Verkehrsminister Hermann im Interview über die Mühen auf dem Weg zum grün-schwarzen Bündnis

Minister-für-Verkehr-und-Infrastruktur-Winfried-HermannInterview mit der Schwäbischen Zeitung vom 13. Januar 2016: Fünf Jahre lang hat die CDU Verkehrsminister Winfried Hermann MdL bekämpft. Nun teilt er sich mit ihren Vertretern die Regierungsbank. Kara Ballarin hat Hermann gefragt, ob das funktionieren kann.

Schwäbische Zeitung: Herr Hermann, haben Sie daran geglaubt, dass Sie Verkehrsminister bleiben würden?

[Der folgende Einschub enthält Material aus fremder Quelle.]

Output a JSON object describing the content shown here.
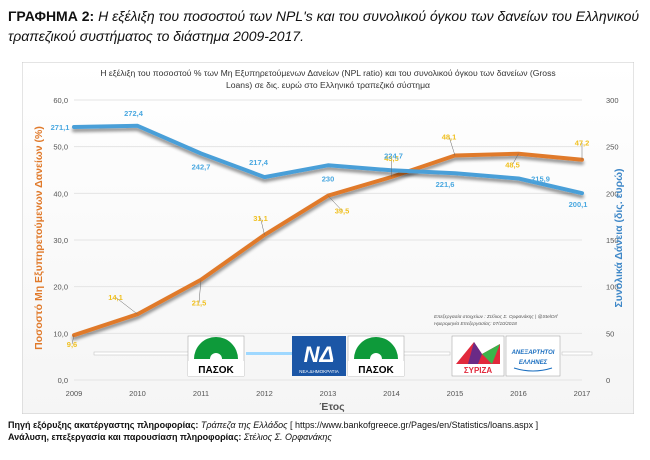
{
  "heading": {
    "prefix": "ΓΡΑΦΗΜΑ 2:",
    "text": "Η εξέλιξη του ποσοστού των NPL's και του συνολικού όγκου των δανείων του Ελληνικού τραπεζικού συστήματος το διάστημα 2009-2017."
  },
  "chart_data": {
    "type": "line",
    "title": "Η εξέλιξη του ποσοστού % των Μη Εξυπηρετούμενων Δανείων (NPL ratio) και του συνολικού όγκου των δανείων (Gross Loans) σε δις. ευρώ στο Ελληνικό τραπεζικό σύστημα",
    "title_line1": "Η εξέλιξη του ποσοστού % των Μη Εξυπηρετούμενων Δανείων (NPL ratio) και του συνολικού όγκου των δανείων (Gross",
    "title_line2": "Loans) σε δις. ευρώ στο Ελληνικό τραπεζικό σύστημα",
    "xlabel": "Έτος",
    "ylabel_left": "Ποσοστό Μη Εξυπηρετούμενων Δανείων (%)",
    "ylabel_right": "Συνολικά Δάνεια (δις. ευρώ)",
    "categories": [
      "2009",
      "2010",
      "2011",
      "2012",
      "2013",
      "2014",
      "2015",
      "2016",
      "2017"
    ],
    "ylim_left": [
      0,
      60
    ],
    "yticks_left": [
      "0,0",
      "10,0",
      "20,0",
      "30,0",
      "40,0",
      "50,0",
      "60,0"
    ],
    "ylim_right": [
      0,
      300
    ],
    "yticks_right": [
      "0",
      "50",
      "100",
      "150",
      "200",
      "250",
      "300"
    ],
    "grid": true,
    "series": [
      {
        "axis": "left",
        "color": "#e07a2b",
        "label_color": "#f0c020",
        "values": [
          9.6,
          14.1,
          21.5,
          31.1,
          39.5,
          43.5,
          48.1,
          48.5,
          47.2
        ],
        "labels": [
          "9,6",
          "14,1",
          "21,5",
          "31,1",
          "39,5",
          "43,5",
          "48,1",
          "48,5",
          "47,2"
        ]
      },
      {
        "axis": "right",
        "color": "#4a9fd8",
        "label_color": "#4aa8e0",
        "values": [
          271.1,
          272.4,
          242.7,
          217.4,
          230,
          224.7,
          221.6,
          215.9,
          200.1
        ],
        "labels": [
          "271,1",
          "272,4",
          "242,7",
          "217,4",
          "230",
          "224,7",
          "221,6",
          "215,9",
          "200,1"
        ]
      }
    ],
    "source_note_line1": "Επεξεργασία στοιχείων : Στέλιος Σ. Ορφανάκης | @StelOrf",
    "source_note_line2": "Ημερομηνία Επεξεργασίας: 07/10/2018",
    "party_logos": [
      "ΠΑΣΟΚ",
      "ΝΕΑ ΔΗΜΟΚΡΑΤΙΑ",
      "ΠΑΣΟΚ",
      "ΣΥΡΙΖΑ",
      "ΑΝΕΞΑΡΤΗΤΟΙ ΕΛΛΗΝΕΣ"
    ],
    "colors": {
      "background": "#ffffff",
      "plot_bg": "#ffffff",
      "grid": "#e4e4e4",
      "text": "#555555",
      "title_text": "#333333"
    }
  },
  "footer": {
    "line1_label": "Πηγή εξόρυξης ακατέργαστης πληροφορίας:",
    "line1_source": "Τράπεζα της Ελλάδος",
    "line1_link": "[ https://www.bankofgreece.gr/Pages/en/Statistics/loans.aspx ]",
    "line2_label": "Ανάλυση, επεξεργασία και παρουσίαση πληροφορίας:",
    "line2_author": "Στέλιος Σ. Ορφανάκης"
  }
}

Verkehrsminister Hermann: Ich war guten Mutes, schließlich haben mir viele gesagt, dass ich gute Arbeit geleistet habe. Es war in den Verhandlungen aber lange eine Hängepartie. Die CDU wollte unbedingt das Verkehrsministerium.

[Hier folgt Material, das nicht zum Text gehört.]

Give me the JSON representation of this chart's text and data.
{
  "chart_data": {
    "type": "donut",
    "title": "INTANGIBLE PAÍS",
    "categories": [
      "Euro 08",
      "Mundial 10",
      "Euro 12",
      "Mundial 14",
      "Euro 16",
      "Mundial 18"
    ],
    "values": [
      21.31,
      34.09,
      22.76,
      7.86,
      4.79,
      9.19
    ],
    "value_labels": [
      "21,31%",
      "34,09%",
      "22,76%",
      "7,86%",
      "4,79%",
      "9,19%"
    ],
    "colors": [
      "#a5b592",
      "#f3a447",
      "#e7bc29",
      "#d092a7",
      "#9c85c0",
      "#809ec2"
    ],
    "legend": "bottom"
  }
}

Schwäbische Zeitung: Aus grünen Kreisen heißt es, dass Sie unverhandelbar waren.

Verkehrsminister Hermann: Deshalb nehme ich mein Amt wieder mit Freude und Demut an, aber nicht mit Triumph. Es hat uns harte Verhandlungen gekostet, dass die grüne Seite das Verkehrsministerium behalten durfte …

Schwäbische Zeitung: … in etwas abgespeckter Form. Raumordnung und Städtebau wandern ins Wirtschaftsministerium.

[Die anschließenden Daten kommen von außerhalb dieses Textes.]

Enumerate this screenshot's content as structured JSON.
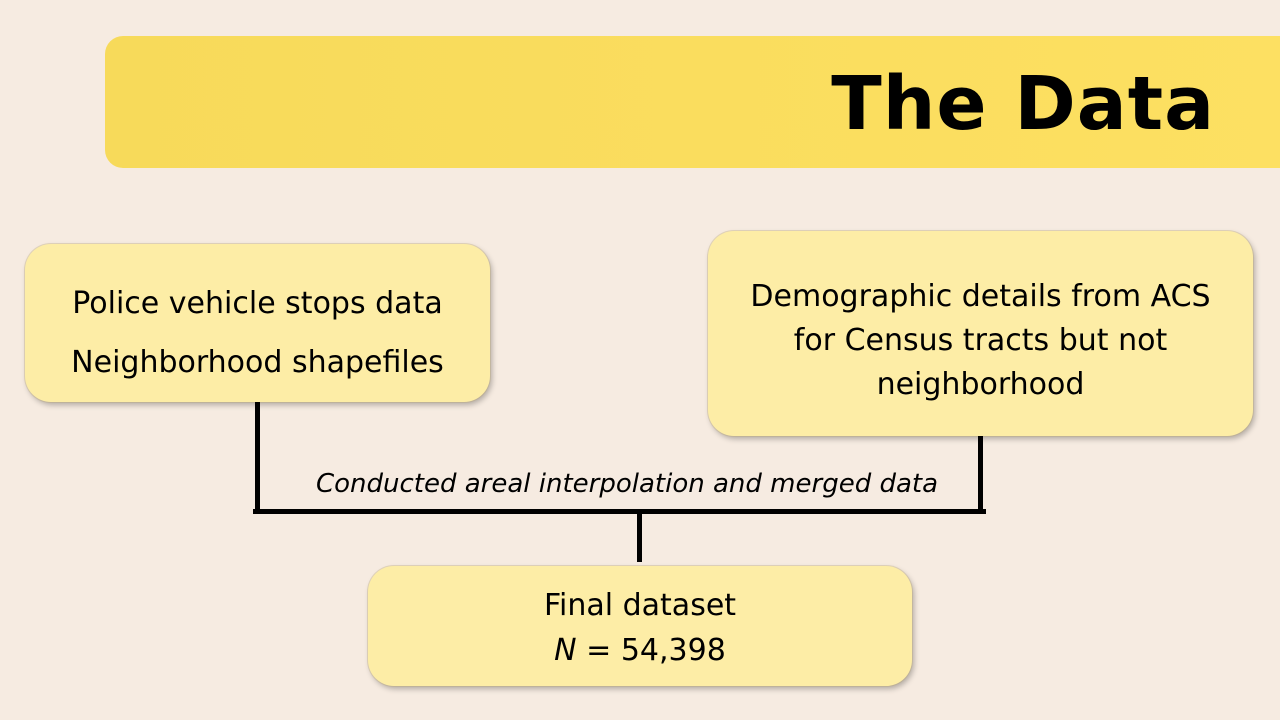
{
  "title": "The Data",
  "left_box": {
    "line1": "Police vehicle stops data",
    "line2": "Neighborhood shapefiles"
  },
  "right_box": {
    "line1": "Demographic details from ACS",
    "line2": "for Census tracts but not",
    "line3": "neighborhood"
  },
  "connector_caption": "Conducted areal interpolation and merged data",
  "bottom_box": {
    "line1": "Final dataset",
    "n_label": "N",
    "n_value": "= 54,398"
  },
  "colors": {
    "background": "#f6ebe1",
    "title_bar": "#fde062",
    "box_fill": "#fdeda6",
    "connector": "#000000"
  }
}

Verkehrsminister Hermann: Deshalb spüre ich nicht nur Freude. Allerdings haben wir auch mehr Kompetenzen für die Elektromobilität und die Logistik bekommen.

Schwäbische Zeitung: Fünf Jahre waren Sie der Lieblingsfeind der CDU. Hat das eigentlich Spaß gemacht?

Verkehrsminister Hermann: Auf Dauer ist es nicht schön, immer wieder ein aufgebautes Hassobjekt zu sein. Das hatte auch viel mit meiner Kritik an Stuttgart 21 zu tun. Darüber und über Straßenbau liefen während der zurückliegenden Legislaturperiode viele Debatten in der Verkehrspolitik.

Schwäbische Zeitung: Die CDU hat ihnen vorgeworfen, Straßenbau verhindert zu haben.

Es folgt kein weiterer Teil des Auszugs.